I doubt college has the exact same rule; but here was the situation last night. [ESPN3 showed like one replay of this play...not enough for me to judge much] Davidson was up 2-1 with 1 out and UNC had runners on 1st and 2nd. Base hit liner to RF, tying run coming with a play at the plate. It appeared to me the catcher was definitely "standing" in/on the line between home and 3rd base; therefore obstructing the runner's line. The runner beat the throw (barely) but slid headfirst "around" the catcher and missed touching the plate. The runner (after sliding past home) righted himself and made the leap to touch home as the catcher dove to apply the tag.... it was bang/bang; but the ump called the runner out. The runner was livid... jumped up and shouted at the ump. I do not know if his anger was related to the catcher obstructing his path or he felt he still beat the tag (or both)...or just bitterness for not scoring.

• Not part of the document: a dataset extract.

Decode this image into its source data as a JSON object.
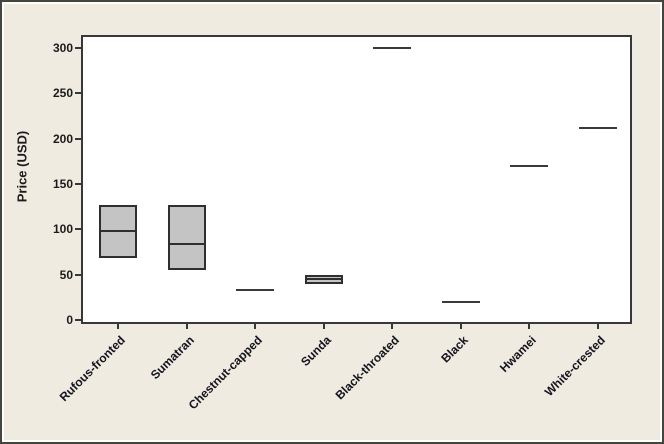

Regardless.. he was out (HUGE PLAY) and now runners were on 1st and 3rd with 2 outs.
Then with 2 outs (tying run at 3rd)... the UNC dude hit a hard chopper to 1st base. The pitcher was in a full sprint to get to 1st to gather the throw coming from the 1st basemen. The throw definitely beat the runner... but the pitcher had little opportunity to get under control to step on 1st. [I saw no replay of this play] The 1st base coach went nuts when the guy was called out.... I assume his case was the pitcher did not actually step on 1st.

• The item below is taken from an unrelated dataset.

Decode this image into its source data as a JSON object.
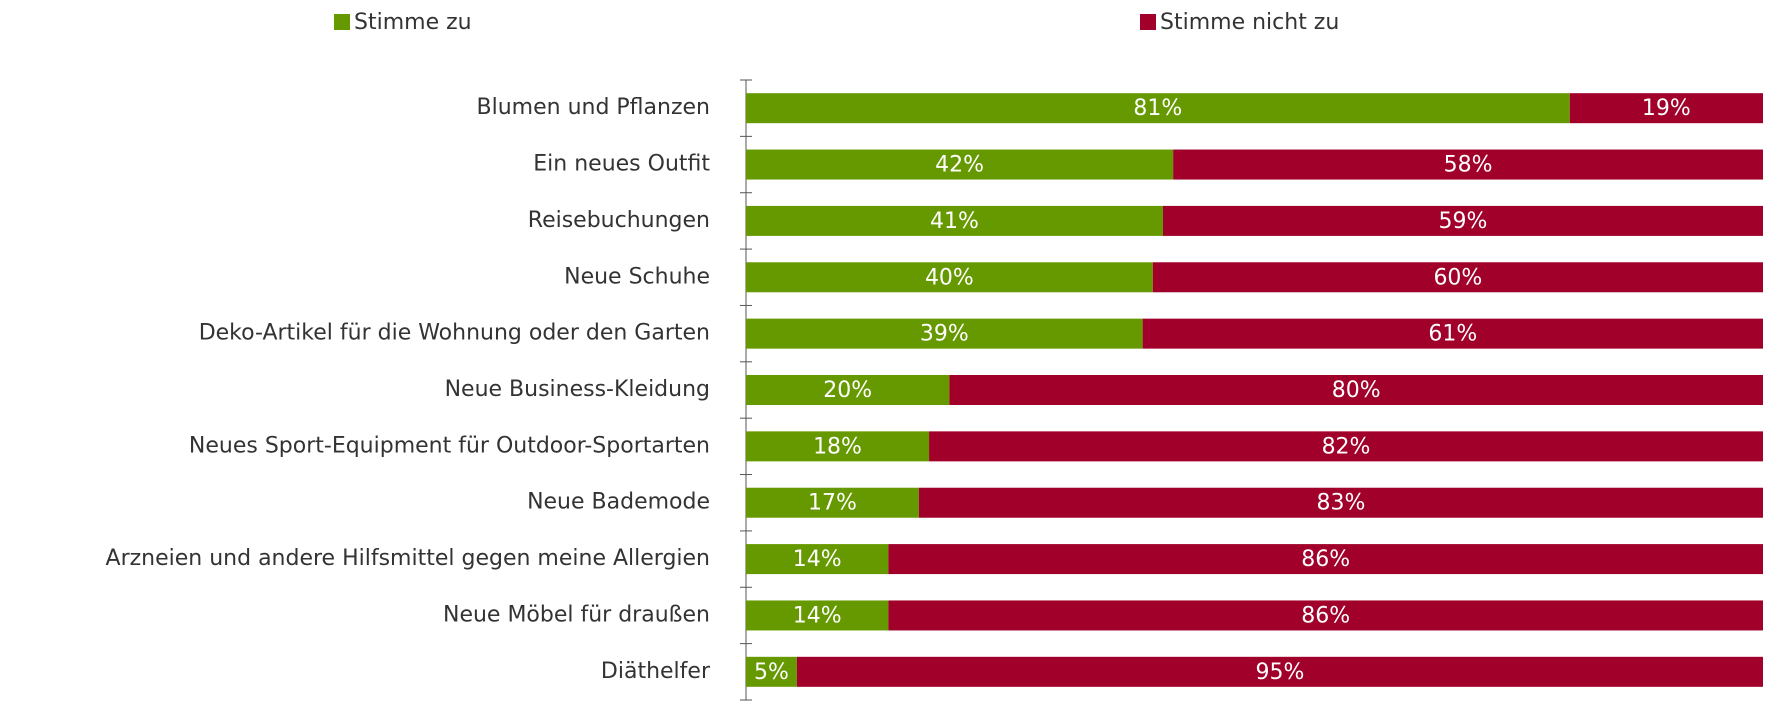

UNC had 2 chances to score that tying run on 2 consecutive close/weird/controversial plays. It was a pretty crazy finish and I'd love to see more angles of both plays (as well as a good explanation of the rule regarding plays at the plate in college).
You can bet... next year, replay review will be part of ALL of the NCAA baseball tournament... not just CWS. IIRC... the super-regionals will not have instant replay review; but the CWS will.